T O D S P A N N U N G

 Raum für phantastische und serielle Spannungsliteratur des 19. und 20. Jahrhunderts von Robert N. Bloch und Mirko Schädel

Gertrude Atherton: Geistergeschichten für Menschen mit Geist
von Robert N. Bloch


Gertrude Atherton, 1857–1948


Gertrude Atherton trat in ihren 37 Romanen, die zu Beginn des 20. Jahrhunderts sehr erfolgreich waren, für die intellektuelle und politische Gleichstellung der Frau ein. Ihre Romane sind heute in Vergessenheit geraten, dagegen hat ihre Handvoll unheimlicher Geschichten, gesammelt in The Bell in the Fog (1905), immer wieder neue Auflagen erlebt. Ihre psychologisch raffiniert konstruierten Gespenstergeschichten, von Henry James beeinflußt, bestechen durch subtilen Aufbau und grausige Andeutungen. Auch zwei ihrer Romane enthalten phantastische Elemente, in ihrem Erstling What Dreams May Come (1888, unter dem Pseudonym Frank Lin) geht es um Seelenwanderung, The White Morning (1918) beschäftigt sich mit Spiritismus in Deutschland während des Weltkriegs.
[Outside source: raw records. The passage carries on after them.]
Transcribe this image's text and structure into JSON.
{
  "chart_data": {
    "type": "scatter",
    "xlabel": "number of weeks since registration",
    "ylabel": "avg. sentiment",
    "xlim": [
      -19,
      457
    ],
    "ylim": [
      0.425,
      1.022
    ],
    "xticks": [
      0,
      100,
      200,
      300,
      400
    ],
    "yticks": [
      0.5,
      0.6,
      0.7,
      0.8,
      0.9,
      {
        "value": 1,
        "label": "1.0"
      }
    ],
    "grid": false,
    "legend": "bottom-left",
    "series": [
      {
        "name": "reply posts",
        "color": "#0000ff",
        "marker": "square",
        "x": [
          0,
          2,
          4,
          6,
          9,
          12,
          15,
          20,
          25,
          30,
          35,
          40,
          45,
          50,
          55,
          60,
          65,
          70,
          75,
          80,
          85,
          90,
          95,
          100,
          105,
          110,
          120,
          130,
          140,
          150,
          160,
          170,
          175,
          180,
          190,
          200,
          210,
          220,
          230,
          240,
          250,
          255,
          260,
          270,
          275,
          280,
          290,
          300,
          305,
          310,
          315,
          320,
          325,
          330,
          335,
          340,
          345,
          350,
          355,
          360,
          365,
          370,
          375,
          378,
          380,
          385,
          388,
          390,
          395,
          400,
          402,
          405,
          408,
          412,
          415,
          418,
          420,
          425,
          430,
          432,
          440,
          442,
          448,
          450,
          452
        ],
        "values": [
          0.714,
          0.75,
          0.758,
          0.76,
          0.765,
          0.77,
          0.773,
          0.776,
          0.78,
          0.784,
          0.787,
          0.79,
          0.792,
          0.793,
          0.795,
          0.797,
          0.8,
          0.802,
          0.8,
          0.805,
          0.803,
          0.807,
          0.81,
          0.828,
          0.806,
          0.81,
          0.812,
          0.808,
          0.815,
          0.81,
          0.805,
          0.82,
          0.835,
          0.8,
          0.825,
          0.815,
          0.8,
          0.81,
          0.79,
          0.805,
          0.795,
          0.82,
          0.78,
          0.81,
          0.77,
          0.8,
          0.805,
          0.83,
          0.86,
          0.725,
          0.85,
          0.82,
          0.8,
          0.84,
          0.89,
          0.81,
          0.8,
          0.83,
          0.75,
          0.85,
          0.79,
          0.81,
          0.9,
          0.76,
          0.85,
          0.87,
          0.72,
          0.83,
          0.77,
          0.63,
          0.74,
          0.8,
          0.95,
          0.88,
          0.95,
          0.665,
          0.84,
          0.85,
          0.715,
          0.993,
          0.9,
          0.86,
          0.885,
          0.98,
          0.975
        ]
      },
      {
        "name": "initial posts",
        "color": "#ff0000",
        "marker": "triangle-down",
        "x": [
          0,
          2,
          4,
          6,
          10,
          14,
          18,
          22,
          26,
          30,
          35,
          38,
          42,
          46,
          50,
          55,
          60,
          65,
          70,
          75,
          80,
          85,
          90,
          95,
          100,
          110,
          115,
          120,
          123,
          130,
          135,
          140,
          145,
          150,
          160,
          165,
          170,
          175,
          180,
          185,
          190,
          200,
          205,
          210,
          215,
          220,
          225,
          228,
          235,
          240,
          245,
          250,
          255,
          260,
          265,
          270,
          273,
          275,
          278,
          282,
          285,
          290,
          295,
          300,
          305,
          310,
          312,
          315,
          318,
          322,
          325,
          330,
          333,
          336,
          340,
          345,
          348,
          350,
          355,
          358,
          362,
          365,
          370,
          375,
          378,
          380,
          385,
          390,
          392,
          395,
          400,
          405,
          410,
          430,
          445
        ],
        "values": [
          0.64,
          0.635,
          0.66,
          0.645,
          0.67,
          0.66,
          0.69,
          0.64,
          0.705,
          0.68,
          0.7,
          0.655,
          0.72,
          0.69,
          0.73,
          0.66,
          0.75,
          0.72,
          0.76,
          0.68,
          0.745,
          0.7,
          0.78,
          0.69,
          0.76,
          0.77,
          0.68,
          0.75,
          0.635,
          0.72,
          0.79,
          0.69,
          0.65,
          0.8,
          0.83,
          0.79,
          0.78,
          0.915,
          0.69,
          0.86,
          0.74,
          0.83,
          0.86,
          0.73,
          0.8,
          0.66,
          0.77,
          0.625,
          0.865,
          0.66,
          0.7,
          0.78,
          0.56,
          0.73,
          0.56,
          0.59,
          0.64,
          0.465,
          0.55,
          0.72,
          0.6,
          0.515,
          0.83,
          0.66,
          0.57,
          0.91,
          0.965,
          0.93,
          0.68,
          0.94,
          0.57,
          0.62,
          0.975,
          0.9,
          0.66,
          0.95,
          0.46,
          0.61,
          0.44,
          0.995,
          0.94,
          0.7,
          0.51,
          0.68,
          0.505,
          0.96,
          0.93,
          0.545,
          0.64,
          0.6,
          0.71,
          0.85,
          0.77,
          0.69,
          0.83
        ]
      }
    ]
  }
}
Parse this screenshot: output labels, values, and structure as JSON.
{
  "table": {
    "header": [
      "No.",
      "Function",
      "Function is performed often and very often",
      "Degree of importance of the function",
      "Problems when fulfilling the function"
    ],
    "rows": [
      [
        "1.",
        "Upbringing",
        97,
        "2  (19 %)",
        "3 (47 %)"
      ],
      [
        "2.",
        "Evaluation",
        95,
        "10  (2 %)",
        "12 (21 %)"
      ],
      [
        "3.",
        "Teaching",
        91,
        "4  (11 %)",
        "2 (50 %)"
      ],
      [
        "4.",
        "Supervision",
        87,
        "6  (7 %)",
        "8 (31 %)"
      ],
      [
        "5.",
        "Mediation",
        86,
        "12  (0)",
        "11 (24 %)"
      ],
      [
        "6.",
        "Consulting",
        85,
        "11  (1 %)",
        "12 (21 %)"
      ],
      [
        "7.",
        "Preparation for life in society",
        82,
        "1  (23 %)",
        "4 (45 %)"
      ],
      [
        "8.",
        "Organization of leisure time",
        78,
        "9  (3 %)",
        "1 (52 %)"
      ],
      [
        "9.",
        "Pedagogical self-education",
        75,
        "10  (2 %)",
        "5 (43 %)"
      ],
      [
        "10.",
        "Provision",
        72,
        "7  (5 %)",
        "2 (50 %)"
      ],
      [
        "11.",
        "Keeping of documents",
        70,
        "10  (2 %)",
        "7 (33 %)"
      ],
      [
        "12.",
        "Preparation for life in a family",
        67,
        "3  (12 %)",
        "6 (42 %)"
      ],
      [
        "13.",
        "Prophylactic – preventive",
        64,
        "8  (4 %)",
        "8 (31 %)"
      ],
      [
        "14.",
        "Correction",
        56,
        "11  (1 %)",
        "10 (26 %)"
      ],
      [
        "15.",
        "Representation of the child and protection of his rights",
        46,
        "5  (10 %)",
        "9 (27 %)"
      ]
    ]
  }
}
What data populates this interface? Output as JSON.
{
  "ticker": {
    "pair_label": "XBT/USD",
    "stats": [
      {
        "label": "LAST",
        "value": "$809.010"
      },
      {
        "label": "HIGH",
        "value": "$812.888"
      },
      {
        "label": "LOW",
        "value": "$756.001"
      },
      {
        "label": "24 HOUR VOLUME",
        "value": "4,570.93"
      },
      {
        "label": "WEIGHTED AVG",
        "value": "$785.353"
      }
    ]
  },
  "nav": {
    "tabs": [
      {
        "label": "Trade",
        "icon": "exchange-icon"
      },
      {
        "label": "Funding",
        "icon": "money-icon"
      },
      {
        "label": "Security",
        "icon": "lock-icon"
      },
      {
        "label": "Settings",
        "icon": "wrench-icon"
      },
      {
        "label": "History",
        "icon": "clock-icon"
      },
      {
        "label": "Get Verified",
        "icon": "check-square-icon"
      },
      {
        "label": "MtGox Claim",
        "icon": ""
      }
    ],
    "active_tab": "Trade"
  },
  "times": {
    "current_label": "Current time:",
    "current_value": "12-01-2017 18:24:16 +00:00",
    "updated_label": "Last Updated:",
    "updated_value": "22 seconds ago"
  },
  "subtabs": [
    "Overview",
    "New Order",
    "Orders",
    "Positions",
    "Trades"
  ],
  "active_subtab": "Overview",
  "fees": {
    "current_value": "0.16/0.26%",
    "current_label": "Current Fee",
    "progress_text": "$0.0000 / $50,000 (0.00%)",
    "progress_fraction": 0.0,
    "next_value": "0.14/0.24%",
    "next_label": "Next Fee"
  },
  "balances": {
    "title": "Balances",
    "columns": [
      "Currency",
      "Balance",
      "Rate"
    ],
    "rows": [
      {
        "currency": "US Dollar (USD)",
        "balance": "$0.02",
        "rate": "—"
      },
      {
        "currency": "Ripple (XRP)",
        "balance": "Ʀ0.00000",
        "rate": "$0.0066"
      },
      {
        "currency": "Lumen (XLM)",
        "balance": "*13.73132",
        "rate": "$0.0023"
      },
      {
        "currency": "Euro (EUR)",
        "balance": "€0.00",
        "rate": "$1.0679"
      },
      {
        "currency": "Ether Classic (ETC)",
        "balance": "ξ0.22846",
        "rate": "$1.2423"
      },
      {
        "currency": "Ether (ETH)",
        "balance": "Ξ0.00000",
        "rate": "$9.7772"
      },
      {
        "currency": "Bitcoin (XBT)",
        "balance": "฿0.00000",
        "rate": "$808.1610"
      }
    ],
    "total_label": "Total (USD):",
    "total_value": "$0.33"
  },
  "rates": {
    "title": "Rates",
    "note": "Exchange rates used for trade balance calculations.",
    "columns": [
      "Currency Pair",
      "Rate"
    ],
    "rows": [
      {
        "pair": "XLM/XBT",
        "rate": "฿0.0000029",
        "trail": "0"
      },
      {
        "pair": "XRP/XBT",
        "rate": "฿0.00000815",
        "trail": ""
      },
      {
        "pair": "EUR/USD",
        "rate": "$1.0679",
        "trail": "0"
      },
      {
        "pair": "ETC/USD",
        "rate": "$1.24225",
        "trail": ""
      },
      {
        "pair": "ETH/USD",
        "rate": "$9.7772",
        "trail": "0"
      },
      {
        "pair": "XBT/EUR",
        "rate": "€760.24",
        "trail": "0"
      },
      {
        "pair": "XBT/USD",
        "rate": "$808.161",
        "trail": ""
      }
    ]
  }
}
Gertrude Franklin Horn wurde am 30. Oktober 1857 als Tochter des Geschäftsmanns Thomas Horn und der Gertrude Franklin, einer Nachfahrin des Präsidenten Benjamin Franklin, in San Francisco geboren. Als sie drei Jahre alt war, wurden ihre Eltern geschieden, und sie lebte bei ihrem Großvater mütterlicherseits, einem Bankier und Zeitungsherausgeber. Sie erhielt sporadisch Privatunterricht und besuchte das Sayre Institute in Lexington, Kentucky, wo sie an Tuberkulose erkrankte. Sie führte ein Boheme-Leben, veröffentlichte ab 1882 erste Erzählungen in der San Franciscoer Presse und war zweimal verlobt, bevor sie 1876 George H. Bowen Atherton, einen früheren Freier ihrer Mutter, heiratete. Sie hatten eine Tochter und einen Sohn, der im Alter von sechs Jahren starb. Nach dem Tod ihres Gatten im Jahr 1887 ging Gertrude nach New York und schrieb ihre ersten Romane. In den USA wurden ihre Romane als unmoralisch verdammt, da ihre unkonventionellen Heldinnen sich zu ihren sexuellen Bedürfnissen bekannten. 1895 zog sie nach England, wo ihre Romane mehr Anerkennung fanden. Dort entstanden die erfolgreichen Werke Patience Sparhawk and Her Times (1897) und American Wives and English Husbands (1898), die heute zum romanitischen Realismus gezählt werden. Nach biographischen Romanen (Senator North [1900] und The Conqueror [1902]) folgte ein Roman über die Frauenrechtsbewegung, Julia France and Her Times (1912). Ihr größter Erfolg wurde ein Roman über eine Frau, die sich einer Verjüngungskur durch Stimulierung der Hormondrüsen unterzieht, Black Oxen (1923). Als Gertrude Atherton, die Henry James, Ambrose Bierce und Gertrude Stein zu ihren Freunden zählen durfte, 1932 nach San Francisco zurückkehrte, galt sie als eine der bedeutendsten Frauen ihrer Zeit. Sie starb am 14. Juni 1948 in San Francisco.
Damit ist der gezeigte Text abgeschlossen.